Posição após 23. … Dd6
Aqui, Kasparov inicia um combinação de longo prazo, dessas impossíveis de calcular todas as variantes até o final por um ser humano, que tornou esta partida talvez a melhor partida da carreira do ‘Ogro de Baku’. 24.T×d4! (Kasparov) … c×d4? Melhor teria sido manter a igualdade recusando o sacrifício. Mas qual grande obra sobre o tabuleiro não precisa de uma ajudinha do adversário? Só um jogador destemido como Topalov para entrar na linha principal do sacrifício! 25.Te7!! (Kasparov). O segundo sacrifício é ainda mais difícil e espetacular que o primeiro! Mas ambos precisaram ser calculados juntos, pois o primeiro não teria sentido sem o segundo. Toda a partida pode ser vista aqui.
 
Karpov, A. × Topalov, V. (Linares, 1994)
Posição após 17. … h×g6
Alguns anos antes, no torneio de Linares de 1994, enfrentando Anatoly Karpov, Topalov novamente dá uma chance de imortalidade a outro grande ex-campeão mundial: 18.Cc5! “Forte jogada, que abre espaço para um agudo jogo tático” (Karpov) … d×c5 19.D×d7 Tc8 20.T×e6! “Este sacrifício de qualidade escapou aos cálculos de meu adversário, que chegou muito perto de salvar a partida” (Karpov). Novamente, dois sacrifícios combinados (cavalo em c5 e torre em e6) que tornam a combinação uma das mais famosas dentre as jogadas por Karpov.

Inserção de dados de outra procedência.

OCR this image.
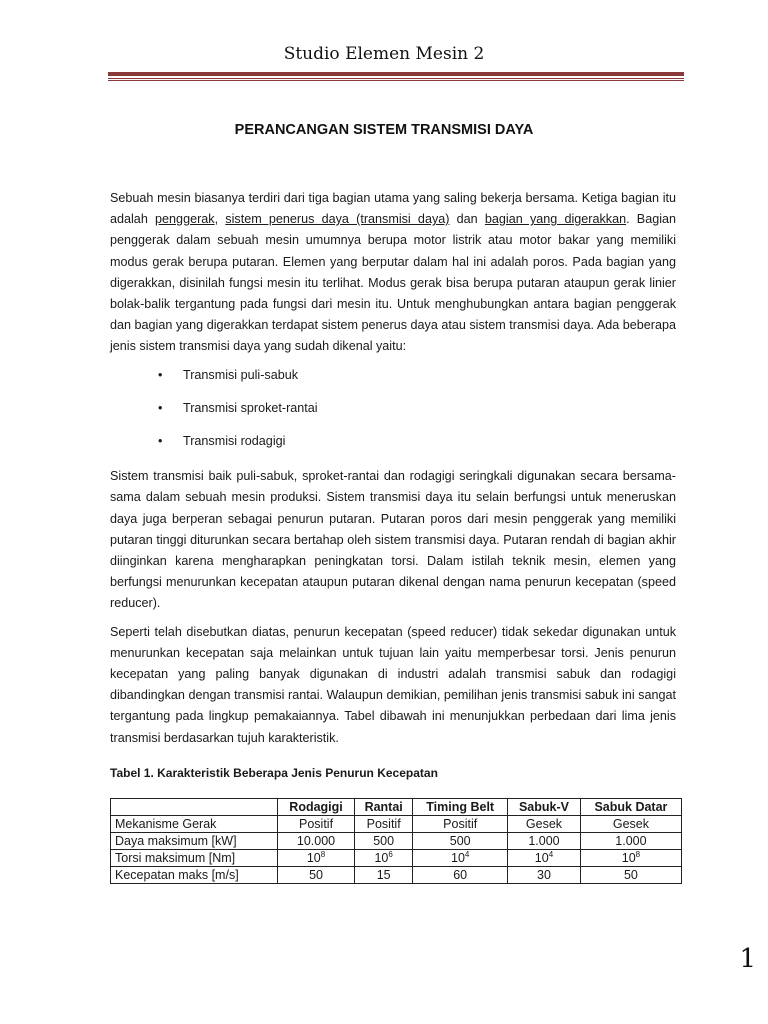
Studio Elemen Mesin 2
PERANCANGAN SISTEM TRANSMISI DAYA

Sebuah mesin biasanya terdiri dari tiga bagian utama yang saling bekerja bersama. Ketiga bagian itu adalah penggerak, sistem penerus daya (transmisi daya) dan bagian yang digerakkan. Bagian penggerak dalam sebuah mesin umumnya berupa motor listrik atau motor bakar yang memiliki modus gerak berupa putaran. Elemen yang berputar dalam hal ini adalah poros. Pada bagian yang digerakkan, disinilah fungsi mesin itu terlihat. Modus gerak bisa berupa putaran ataupun gerak linier bolak-balik tergantung pada fungsi dari mesin itu. Untuk menghubungkan antara bagian penggerak dan bagian yang digerakkan terdapat sistem penerus daya atau sistem transmisi daya. Ada beberapa jenis sistem transmisi daya yang sudah dikenal yaitu:

• Transmisi puli-sabuk
• Transmisi sproket-rantai
• Transmisi rodagigi

Sistem transmisi baik puli-sabuk, sproket-rantai dan rodagigi seringkali digunakan secara bersama-sama dalam sebuah mesin produksi. Sistem transmisi daya itu selain berfungsi untuk meneruskan daya juga berperan sebagai penurun putaran. Putaran poros dari mesin penggerak yang memiliki putaran tinggi diturunkan secara bertahap oleh sistem transmisi daya. Putaran rendah di bagian akhir diinginkan karena mengharapkan peningkatan torsi. Dalam istilah teknik mesin, elemen yang berfungsi menurunkan kecepatan ataupun putaran dikenal dengan nama penurun kecepatan (speed reducer).

Seperti telah disebutkan diatas, penurun kecepatan (speed reducer) tidak sekedar digunakan untuk menurunkan kecepatan saja melainkan untuk tujuan lain yaitu memperbesar torsi. Jenis penurun kecepatan yang paling banyak digunakan di industri adalah transmisi sabuk dan rodagigi dibandingkan dengan transmisi rantai. Walaupun demikian, pemilihan jenis transmisi sabuk ini sangat tergantung pada lingkup pemakaiannya. Tabel dibawah ini menunjukkan perbedaan dari lima jenis transmisi berdasarkan tujuh karakteristik.

Tabel 1. Karakteristik Beberapa Jenis Penurun Kecepatan
	Rodagigi	Rantai	Timing Belt	Sabuk-V	Sabuk Datar
Mekanisme Gerak	Positif	Positif	Positif	Gesek	Gesek
Daya maksimum [kW]	10.000	500	500	1.000	1.000
Torsi maksimum [Nm]	$10^8$	$10^6$	$10^4$	$10^4$	$10^8$
Kecepatan maks [m/s]	50	15	60	30	50
1
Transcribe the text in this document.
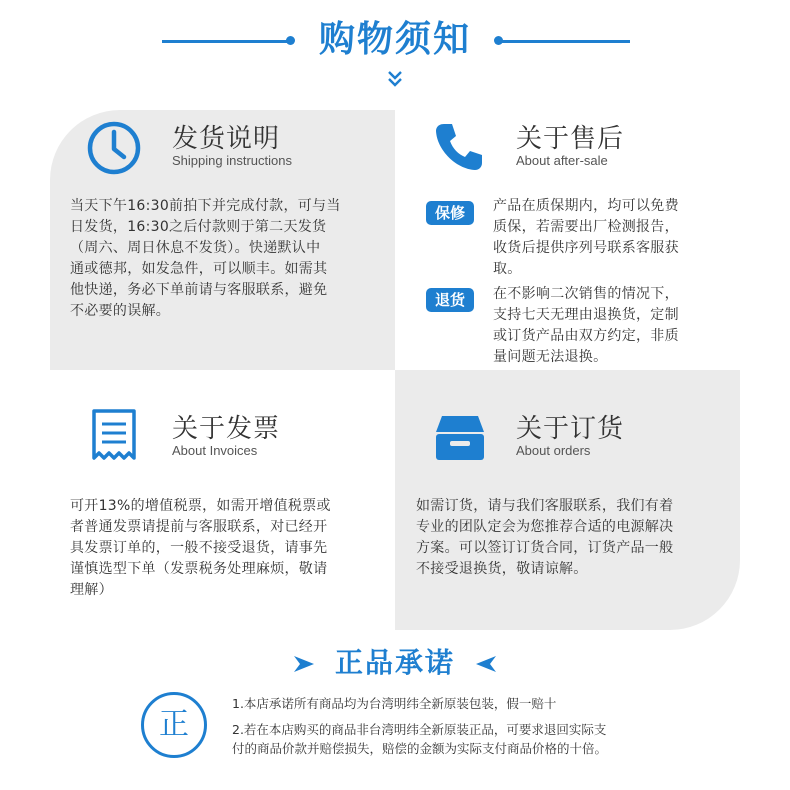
购物须知
发货说明
Shipping instructions
当天下午16:30前拍下并完成付款，可与当
日发货，16:30之后付款则于第二天发货
（周六、周日休息不发货）。快递默认中
通或德邦，如发急件，可以顺丰。如需其
他快递，务必下单前请与客服联系，避免
不必要的误解。
关于售后
About after-sale
保修	产品在质保期内，均可以免费
质保，若需要出厂检测报告，
收货后提供序列号联系客服获
取。
退货	在不影响二次销售的情况下，
支持七天无理由退换货，定制
或订货产品由双方约定，非质
量问题无法退换。
关于发票
About Invoices
可开13%的增值税票，如需开增值税票或
者普通发票请提前与客服联系，对已经开
具发票订单的，一般不接受退货，请事先
谨慎选型下单（发票税务处理麻烦，敬请
理解）
关于订货
About orders
如需订货，请与我们客服联系，我们有着
专业的团队定会为您推荐合适的电源解决
方案。可以签订订货合同，订货产品一般
不接受退换货，敬请谅解。
正品承诺
正
1.本店承诺所有商品均为台湾明纬全新原装包装，假一赔十
2.若在本店购买的商品非台湾明纬全新原装正品，可要求退回实际支
付的商品价款并赔偿损失，赔偿的金额为实际支付商品价格的十倍。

A partida completa pode ser vista aqui. Vale lembrar que Karpov venceu aquele torneio naquela que foi talvez a maior performance individual de um jogador em todos os tempos (11 pontos em 13 partidas, +9 -0 =4; 2,5 pontos à frente de Kasparov e Shirov).

 

Topalov, V. × Bareev, E. (Linares, 1994)
Posição após 16. De4
No mesmo Torneio de Linares de 1994, Topalov, desta vez de brancas, sofreu uma derrota do tipo miniatura para o grande mestre Evgeny Bareev numa partida que ganhou o prêmio de beleza do torneio. O diagrama acima ocorreu após um primeiro sacrifício de Bareev no 13º lance (13…. C×f4) sabiamente recusado por Topalov, que pensou que após 16. De4 haveria a troca de damas com igualdade material e uma ligeira vantagem posicional para as brancas, mas ele não contava com as inspiradas ideais de Bareev naquele dia: 16. … Te8!! (Román Torán) 17.D×e8 Bf5! “Completando a manobra que nos recorda ‘A imortal’, com seu duplo sacrifício de torres” (Román Torán). Mais uma vez a combinação envolve múltiplos e belíssimos sacrifícios! 18.D×a8 … e, a partir de agora, temos mate em 10 jogadas que deixo como exercício aos leitores. Toda a partida pode ser vista aqui. Duas derrotas imortais em um mesmo torneio, definitivamente ‘Linares 1994‘ foi uma competição difícil para Topalov.
 
Para finalizar, uma brilhante jogada que arrematou um final de bispos de cores opostas, potencialmente empatado:

 

Topalov, V. × Shirov, A. (Linares, 1998)
Posição após 47. Rg1
Shirov, temido por colocar fogo no tabuleiro em quase todas as suas partidas, é menos conhecido por sua técnica de finais de partida, porém, quem disse que nos finais de poucas peças não existe mais tática? 47. … Bh3!! Este brilhante sacrifício tem sido citado como um dos lances mais fantásticos da história do xadrez! Mais do que ficar “na prática” com 4 peões contra 1 (por causa dos peões dobrados brancos na coluna h) as pretas abrem caminho via f5 até as casas críticas que garantirão a coroação de um de seus peões, de a ou d. 48.g×h3 Rf5 49.Rf2 Re4 50.B×f6 d4 51.Be7 Rd3 52.Bc5 Rc4 53.Be7 Rb3 e Topalov abandona (0-1). Veja a partida completa aqui.
 
Grandes jogadores quase sempre têm seus altos e baixos, Topalov foi crescendo com essas derrotas contra grandes nomes da década de 1990 para, além de ser campeão pela FIDE e número 1 do mundo, tornar-se um dos maiores jogadores da década seguinte. Sua grande qualidade, e talvez por isso tantas derrotas extraordinárias, é seu lema que tão bem faz ao xadrez: jogue e deixe jogar!

***

Rubinstein, um lance, duas vitórias

A série sobre posições famosas demanda muitas pesquisas em livros, revistas antigas, fóruns de discussão, que trazem muitas descobertas interessantes, além das diversas sugestões de colegas enxadristas. Tais curiosidades, que talvez não estejam exatamente dentro da proposta da série, com frequência dão origem a uma postagem só para elas.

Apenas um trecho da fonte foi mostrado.